Feci noto ad Edoardo quanto avveniva: ed anche lui volle tentare la prova.
Dopo un istante vidi i suoi occhi animarsi, e compresi che anche in lui stava avvenendo lo strano fenomeno che ho detto.
— Hai ragione, – mi mormorò sottovoce.
— È provvidenziale, – esclamai, – poichè noi, che ormai abbiamo perduto nozione del tempo, siamo perfettamente digiuni da molte ma da molte ore!...
— È vero, ed io stava appunto pensando da qualche istante com’è che nessun sintomo di debolezza ci avesse ancor assaliti....
— Ciò sarà forse dipeso dallo stato di eccitazione nervosa in cui il nuovo stato ha gittato il nostro organismo.

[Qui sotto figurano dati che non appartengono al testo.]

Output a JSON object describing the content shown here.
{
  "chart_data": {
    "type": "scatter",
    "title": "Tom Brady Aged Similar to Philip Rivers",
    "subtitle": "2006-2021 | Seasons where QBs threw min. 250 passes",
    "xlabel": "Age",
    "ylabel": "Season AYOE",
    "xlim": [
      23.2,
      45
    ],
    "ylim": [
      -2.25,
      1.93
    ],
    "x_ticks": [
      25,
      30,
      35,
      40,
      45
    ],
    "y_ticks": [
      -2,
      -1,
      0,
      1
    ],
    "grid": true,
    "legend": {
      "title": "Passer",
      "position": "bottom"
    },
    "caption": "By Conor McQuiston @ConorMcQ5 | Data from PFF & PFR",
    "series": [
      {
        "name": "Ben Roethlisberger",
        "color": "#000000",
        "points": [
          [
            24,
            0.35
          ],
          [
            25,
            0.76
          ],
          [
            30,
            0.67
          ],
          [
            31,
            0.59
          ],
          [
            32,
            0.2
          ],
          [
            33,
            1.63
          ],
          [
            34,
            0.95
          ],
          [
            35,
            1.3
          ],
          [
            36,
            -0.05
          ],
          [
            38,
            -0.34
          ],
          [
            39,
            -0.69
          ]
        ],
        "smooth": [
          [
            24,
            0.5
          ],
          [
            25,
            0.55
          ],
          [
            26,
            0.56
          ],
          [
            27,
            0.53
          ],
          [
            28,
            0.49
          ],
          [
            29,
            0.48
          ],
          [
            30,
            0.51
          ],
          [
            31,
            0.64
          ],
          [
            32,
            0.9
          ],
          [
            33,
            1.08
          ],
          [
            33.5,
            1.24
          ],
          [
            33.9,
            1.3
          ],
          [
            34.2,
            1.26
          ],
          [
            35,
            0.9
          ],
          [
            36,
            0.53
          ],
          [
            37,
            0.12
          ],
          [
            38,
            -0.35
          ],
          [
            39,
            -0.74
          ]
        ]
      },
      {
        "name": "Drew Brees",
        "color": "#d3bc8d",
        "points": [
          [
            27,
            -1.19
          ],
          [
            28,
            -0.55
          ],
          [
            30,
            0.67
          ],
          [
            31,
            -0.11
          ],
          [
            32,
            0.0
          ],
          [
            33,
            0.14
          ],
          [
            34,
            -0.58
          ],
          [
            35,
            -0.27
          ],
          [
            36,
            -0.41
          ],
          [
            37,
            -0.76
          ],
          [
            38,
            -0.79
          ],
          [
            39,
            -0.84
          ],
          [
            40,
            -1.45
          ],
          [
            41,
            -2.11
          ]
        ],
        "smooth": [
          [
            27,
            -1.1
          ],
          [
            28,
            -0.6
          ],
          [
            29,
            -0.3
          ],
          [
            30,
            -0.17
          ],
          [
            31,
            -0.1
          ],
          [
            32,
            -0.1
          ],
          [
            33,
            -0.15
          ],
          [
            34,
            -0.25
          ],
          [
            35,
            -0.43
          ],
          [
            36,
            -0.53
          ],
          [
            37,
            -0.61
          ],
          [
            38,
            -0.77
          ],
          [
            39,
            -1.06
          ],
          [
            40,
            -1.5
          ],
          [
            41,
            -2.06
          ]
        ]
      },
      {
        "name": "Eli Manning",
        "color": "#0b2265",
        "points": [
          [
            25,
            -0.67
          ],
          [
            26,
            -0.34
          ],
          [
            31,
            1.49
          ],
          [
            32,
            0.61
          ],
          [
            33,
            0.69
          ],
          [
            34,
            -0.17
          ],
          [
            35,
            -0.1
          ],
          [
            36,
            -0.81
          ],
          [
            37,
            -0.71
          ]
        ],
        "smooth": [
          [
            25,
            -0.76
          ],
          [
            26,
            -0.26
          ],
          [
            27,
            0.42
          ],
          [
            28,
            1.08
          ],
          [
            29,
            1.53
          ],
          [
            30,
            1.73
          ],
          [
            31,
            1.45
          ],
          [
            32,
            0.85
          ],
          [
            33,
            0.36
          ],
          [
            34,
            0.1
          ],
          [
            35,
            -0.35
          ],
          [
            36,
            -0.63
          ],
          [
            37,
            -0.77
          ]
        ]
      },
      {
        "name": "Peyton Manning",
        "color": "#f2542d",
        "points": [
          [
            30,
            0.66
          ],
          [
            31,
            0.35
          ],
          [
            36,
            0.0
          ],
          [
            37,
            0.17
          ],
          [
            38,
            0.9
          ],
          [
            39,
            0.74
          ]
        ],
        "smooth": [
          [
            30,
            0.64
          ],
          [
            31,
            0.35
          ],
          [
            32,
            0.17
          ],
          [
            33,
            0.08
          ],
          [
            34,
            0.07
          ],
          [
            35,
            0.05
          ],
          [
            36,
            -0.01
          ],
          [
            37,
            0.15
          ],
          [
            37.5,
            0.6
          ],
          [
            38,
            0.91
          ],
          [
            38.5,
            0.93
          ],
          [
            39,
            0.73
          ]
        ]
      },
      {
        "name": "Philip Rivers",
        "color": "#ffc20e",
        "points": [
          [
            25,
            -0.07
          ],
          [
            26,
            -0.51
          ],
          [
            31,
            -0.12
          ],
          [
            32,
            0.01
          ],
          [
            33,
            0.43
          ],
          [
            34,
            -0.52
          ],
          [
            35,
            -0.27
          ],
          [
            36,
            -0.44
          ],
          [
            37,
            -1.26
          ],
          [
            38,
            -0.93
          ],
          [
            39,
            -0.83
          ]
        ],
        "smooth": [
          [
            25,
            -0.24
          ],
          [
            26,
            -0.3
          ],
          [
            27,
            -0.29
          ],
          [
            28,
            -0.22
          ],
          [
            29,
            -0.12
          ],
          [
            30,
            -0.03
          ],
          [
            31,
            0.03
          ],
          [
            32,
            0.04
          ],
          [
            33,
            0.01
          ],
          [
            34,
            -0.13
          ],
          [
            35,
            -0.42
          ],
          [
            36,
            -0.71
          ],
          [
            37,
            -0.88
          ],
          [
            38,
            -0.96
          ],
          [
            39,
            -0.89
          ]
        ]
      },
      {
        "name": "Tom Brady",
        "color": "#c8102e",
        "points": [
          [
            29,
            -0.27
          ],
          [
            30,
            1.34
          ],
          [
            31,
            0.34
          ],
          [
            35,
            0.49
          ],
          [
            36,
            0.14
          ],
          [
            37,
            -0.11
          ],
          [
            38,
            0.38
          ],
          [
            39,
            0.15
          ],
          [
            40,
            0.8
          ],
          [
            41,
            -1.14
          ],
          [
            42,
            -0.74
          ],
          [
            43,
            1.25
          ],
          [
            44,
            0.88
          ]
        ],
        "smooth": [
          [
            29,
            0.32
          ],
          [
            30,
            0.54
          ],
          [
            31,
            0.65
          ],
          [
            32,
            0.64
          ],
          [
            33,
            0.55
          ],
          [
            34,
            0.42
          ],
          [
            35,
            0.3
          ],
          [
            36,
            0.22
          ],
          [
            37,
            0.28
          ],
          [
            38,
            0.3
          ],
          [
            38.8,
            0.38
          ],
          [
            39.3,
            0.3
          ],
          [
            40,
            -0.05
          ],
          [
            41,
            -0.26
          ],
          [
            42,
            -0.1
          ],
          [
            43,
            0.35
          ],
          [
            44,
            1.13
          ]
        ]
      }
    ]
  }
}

— Non potrebbe anche darsi, – mormorò Edoardo, – che questa strana atmosfera contenga in sè un bizzarro principio.... dirò così, nutriente?... Giacchè è impossibile che, dopo tante ore di digiuno, malgrado tutte le emozioni che dici, il nostro stomaco non si sia risentito in qualche modo, e non abbia ancora avanzate le sue pretese....
— È vero, e forse hai indovinato, – risposi.
— In ogni modo ecco un cibo economico e che.... fa bene il suo dovere, – concluse Edoardo, osservando i grossi arbusti che ho detto e che sorgevano da ogni lato.
La nostra guida intanto procedeva sempre in silenzio, davanti a noi.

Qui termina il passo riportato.